Now, if params.state was being typed as an Integer, everything should work as expected. But what if Groovy was blindly typing the value as a String? On a hunch, I asked my colleague to take a look at the
Unicode Basic Latin character set.

Case 1: He selects “ID Idaho”. Idaho’s codeValue, “16”, is submitted back to the controller and then reloaded into the select upon rendering. This works as expected.

Case 2: He selects “AL Alabama”. Alabama’s codeValue, “2”, is submitted back to the controller and then reloaded into the select upon rendering. The select now has “TN Tennessee”, codeValue “50”, selected.

The decimal Unicode value for the character “2” is 50.

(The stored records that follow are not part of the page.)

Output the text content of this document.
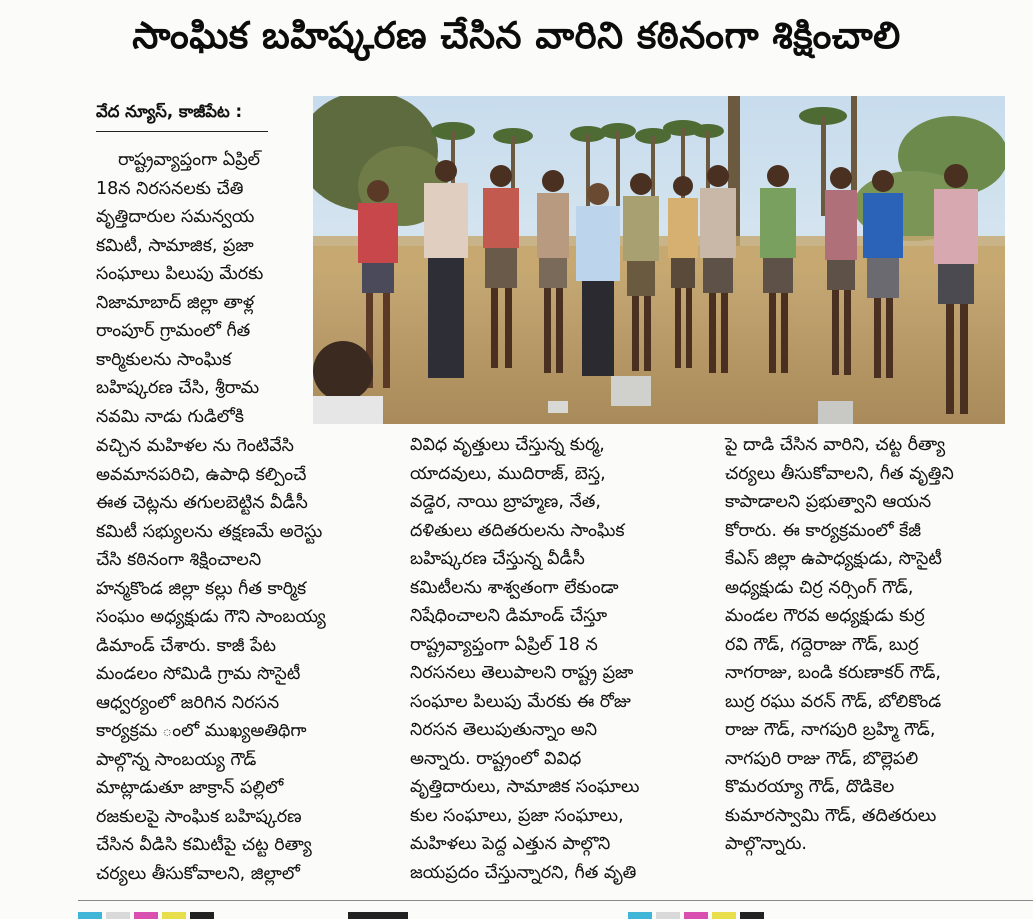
సాంఘిక బహిష్కరణ చేసిన వారిని కఠినంగా శిక్షించాలి
వేద న్యూస్, కాజీపేట :
రాష్ట్రవ్యాప్తంగా ఏప్రిల్
18న నిరసనలకు చేతి
వృత్తిదారుల సమన్వయ
కమిటీ, సామాజిక, ప్రజా
సంఘాలు పిలుపు మేరకు
నిజామాబాద్ జిల్లా తాళ్ల
రాంపూర్ గ్రామంలో గీత
కార్మికులను సాంఘిక
బహిష్కరణ చేసి, శ్రీరామ
నవమి నాడు గుడిలోకి
వచ్చిన మహిళల ను గెంటివేసి
అవమానపరిచి, ఉపాధి కల్పించే
ఈత చెట్లను తగులబెట్టిన వీడీసీ
కమిటీ సభ్యులను తక్షణమే అరెస్టు
చేసి కఠినంగా శిక్షించాలని
హన్మకొండ జిల్లా కల్లు గీత కార్మిక
సంఘం అధ్యక్షుడు గౌని సాంబయ్య
డిమాండ్ చేశారు. కాజీ పేట
మండలం సోమిడి గ్రామ సొసైటీ
ఆధ్వర్యంలో జరిగిన నిరసన
కార్యక్రమ ంలో ముఖ్యఅతిథిగా
పాల్గొన్న సాంబయ్య గౌడ్
మాట్లాడుతూ జాక్రాన్ పల్లిలో
రజకులపై సాంఘిక బహిష్కరణ
చేసిన వీడిసి కమిటీపై చట్ట రిత్యా
చర్యలు తీసుకోవాలని, జిల్లాలో
వివిధ వృత్తులు చేస్తున్న కుర్మ,
యాదవులు, ముదిరాజ్, బెస్త,
వడ్డెర, నాయి బ్రాహ్మణ, నేత,
దళితులు తదితరులను సాంఘిక
బహిష్కరణ చేస్తున్న వీడీసీ
కమిటీలను శాశ్వతంగా లేకుండా
నిషేధించాలని డిమాండ్ చేస్తూ
రాష్ట్రవ్యాప్తంగా ఏప్రిల్ 18 న
నిరసనలు తెలుపాలని రాష్ట్ర ప్రజా
సంఘాల పిలుపు మేరకు ఈ రోజు
నిరసన తెలుపుతున్నాం అని
అన్నారు. రాష్ట్రంలో వివిధ
వృత్తిదారులు, సామాజిక సంఘాలు
కుల సంఘాలు, ప్రజా సంఘాలు,
మహిళలు పెద్ద ఎత్తున పాల్గొని
జయప్రదం చేస్తున్నారని, గీత వృతి
పై దాడి చేసిన వారిని, చట్ట రీత్యా
చర్యలు తీసుకోవాలని, గీత వృత్తిని
కాపాడాలని ప్రభుత్వాని ఆయన
కోరారు. ఈ కార్యక్రమంలో కేజీ
కేఎస్ జిల్లా ఉపాధ్యక్షుడు, సొసైటీ
అధ్యక్షుడు చిర్ర నర్సింగ్ గౌడ్,
మండల గౌరవ అధ్యక్షుడు కుర్ర
రవి గౌడ్, గద్దెరాజు గౌడ్, బుర్ర
నాగరాజు, బండి కరుణాకర్ గౌడ్,
బుర్ర రఘు వరన్ గౌడ్, బోలికొండ
రాజు గౌడ్, నాగపురి బ్రహ్మి గౌడ్,
నాగపురి రాజు గౌడ్, బొల్లెపలి
కొమరయ్యా గౌడ్, దొడికెల
కుమారస్వామి గౌడ్, తదితరులు
పాల్గొన్నారు.
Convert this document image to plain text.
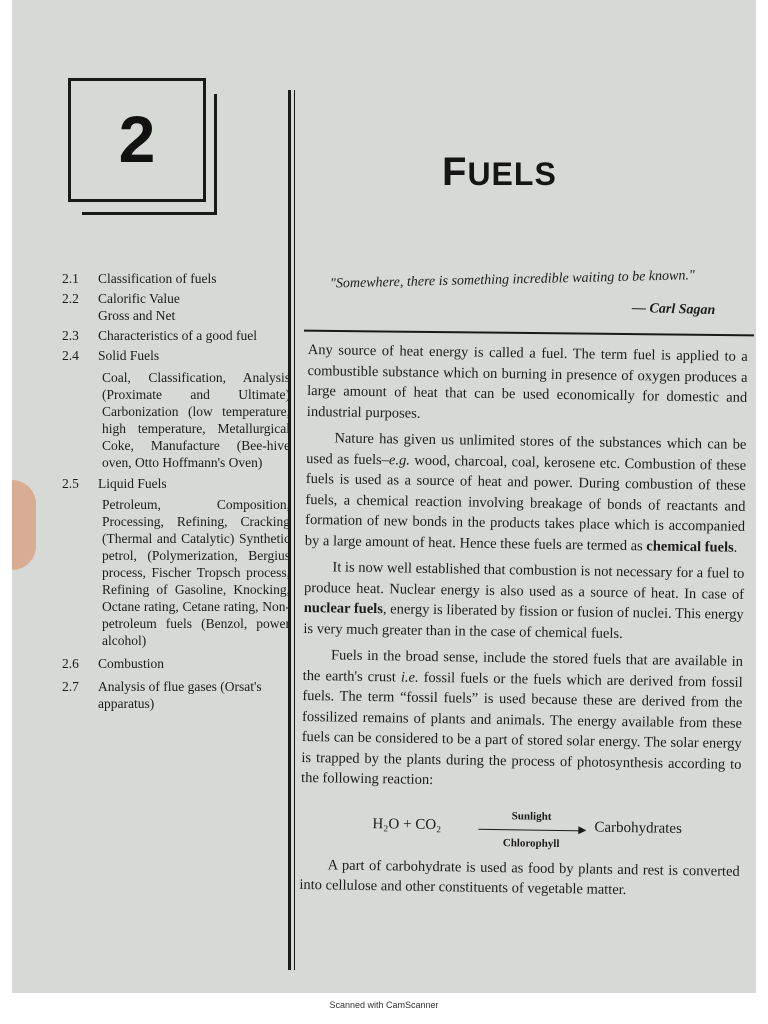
2	FUELS
"Somewhere, there is something incredible waiting to be known."
— Carl Sagan
2.1 Classification of fuels
2.2 Calorific Value
Gross and Net
2.3 Characteristics of a good fuel
2.4 Solid Fuels
Coal, Classification, Analysis (Proximate and Ultimate) Carbonization (low temperature, high temperature, Metallurgical Coke, Manufacture (Bee-hive oven, Otto Hoffmann's Oven)
2.5 Liquid Fuels
Petroleum, Composition, Processing, Refining, Cracking (Thermal and Catalytic) Synthetic petrol, (Polymerization, Bergius process, Fischer Tropsch process, Refining of Gasoline, Knocking, Octane rating, Cetane rating, Non-petroleum fuels (Benzol, power alcohol)
2.6 Combustion
2.7 Analysis of flue gases (Orsat's apparatus)

Any source of heat energy is called a fuel. The term fuel is applied to a combustible substance which on burning in presence of oxygen produces a large amount of heat that can be used economically for domestic and industrial purposes.

Nature has given us unlimited stores of the substances which can be used as fuels–e.g. wood, charcoal, coal, kerosene etc. Combustion of these fuels is used as a source of heat and power. During combustion of these fuels, a chemical reaction involving breakage of bonds of reactants and formation of new bonds in the products takes place which is accompanied by a large amount of heat. Hence these fuels are termed as chemical fuels.

It is now well established that combustion is not necessary for a fuel to produce heat. Nuclear energy is also used as a source of heat. In case of nuclear fuels, energy is liberated by fission or fusion of nuclei. This energy is very much greater than in the case of chemical fuels.

Fuels in the broad sense, include the stored fuels that are available in the earth's crust i.e. fossil fuels or the fuels which are derived from fossil fuels. The term “fossil fuels” is used because these are derived from the fossilized remains of plants and animals. The energy available from these fuels can be considered to be a part of stored solar energy. The solar energy is trapped by the plants during the process of photosynthesis according to the following reaction:

H₂O + CO₂	Sunlight
Chlorophyll
Carbohydrates

A part of carbohydrate is used as food by plants and rest is converted into cellulose and other constituents of vegetable matter.

Scanned with CamScanner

What’s happening here is that if a two-character String representation of a numeric value (e.g., “16”) is given to Groovy, Groovy is correctly deducing that it needs to be cast as Integer. If a one-character String representation of a numeric value (e.g., “2”) is given to Groovy with no other instructions, Groovy is making the guess that this is a byte, and it is operating on the decimal value of the byte.

Once we understood what was happening, the fix was simple.

<g:select name="state" from="${State.list()}" optionKey="codeValue" optionValue="codeName" value="${params.state as Integer}"/>

I think that the lesson to be learned here is that while dynamically typed languages are great, a smart developer should never rely on them to always do the right thing. You don’t have to go so far as to force static typing in Groovy, but do use typed values as a habit, whenever you have the choice.